I nuovi mezzi entreranno in servizio nella seconda meta’ del 2016 e verranno distribuiti secondo le rispettive esigenze di ogni singolo territorio servito. L’annuncio arriva oggi alla vigilia dello sciopero di lunedi’ a Modena (a Reggio Emilia invece per ora serpeggiano malumori in casa sindacale). “Il rinnovo della flotta e’ un elemento prioritario per l’azienda, sia per ridurre i costi di esercizio e di manutenzione sia per garantire maggior comfort e sicurezza agli utenti ed al nostro personale in servizio”, detta la linea il presidente Seta Vanni Bulgarelli.

I nuovi mezzi a ridotte emissioni inquinanti, aggiunge, andranno a sostituire altrettanti autobus di vecchia fabbricazione, “contribuendo cosi’ a ridurre l’impatto ambientale del servizio di trasporto pubblico in misura significativa”. Gli 80 autobus che verranno acquistati da Seta sono di varia tipologia e alimentazione: 34 mezzi urbani di categoria Euro 6 arriveranno per effetto della gara regionale congiunta (che, oltre a Seta, riguarda anche Tper, Tep e Start), attualmente in corso di svolgimento e al termine entro l’estate. La gara, inoltre, prevede un’opzione per ulteriori 14 mezzi, facolta’ di cui Seta intende avvalersi.

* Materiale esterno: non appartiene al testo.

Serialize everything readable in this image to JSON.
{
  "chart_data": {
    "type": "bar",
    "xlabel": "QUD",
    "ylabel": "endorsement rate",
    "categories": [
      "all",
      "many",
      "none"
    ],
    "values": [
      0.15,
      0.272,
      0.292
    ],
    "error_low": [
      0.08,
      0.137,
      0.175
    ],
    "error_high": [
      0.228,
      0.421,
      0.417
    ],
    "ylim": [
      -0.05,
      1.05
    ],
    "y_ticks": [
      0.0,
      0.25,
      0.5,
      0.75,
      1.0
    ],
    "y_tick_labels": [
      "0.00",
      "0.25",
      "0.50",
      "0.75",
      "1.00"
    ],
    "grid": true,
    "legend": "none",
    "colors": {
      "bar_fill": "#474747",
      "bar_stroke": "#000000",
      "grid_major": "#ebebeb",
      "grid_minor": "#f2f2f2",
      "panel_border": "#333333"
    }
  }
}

Altri 32 mezzi suburbani categoria Euro 5 verranno acquistati direttamente dall’azienda sul mercato europeo: “Si tratta di mezzi a bassa percorrenza ed in ottimo stato di efficienza, che potranno essere immessi in servizio gia’ a partire dal prossimo servizio invernale”, garantisce l’azienda. Gli investimenti in mezzi e tecnologie, come contestualizza Bulgarelli, rappresentano una delle linee principali di intervento del piano industriale. Certo, ammette il presidente: “Il rinnovo sostanziale della nostra flotta, costituita da oltre 800 mezzi, richiederebbe interventi straordinari, di portata ben superiore a quello che possiamo attualmente permetterci. In questo caso utilizzeremo i fondi recuperati con il consuntivo dell’esercizio 2015, mentre per il 2016 confidiamo di poter impiegare nuove risorse aggiuntive che potranno derivare dall’aumento dei volumi di vendita di biglietti ed abbonamenti, nonche’ dal previsto adeguamento tariffario”.

Risultano invece già avviati i programmi di investimento deliberati a fine 2015, che riguardano l’allestimento di sistemi di videosorveglianza sulle flotte urbane di Reggio Emilia e di Piacenza, nonché la realizzazione di nuovi servizi di informazione in tempo reale all’utenza.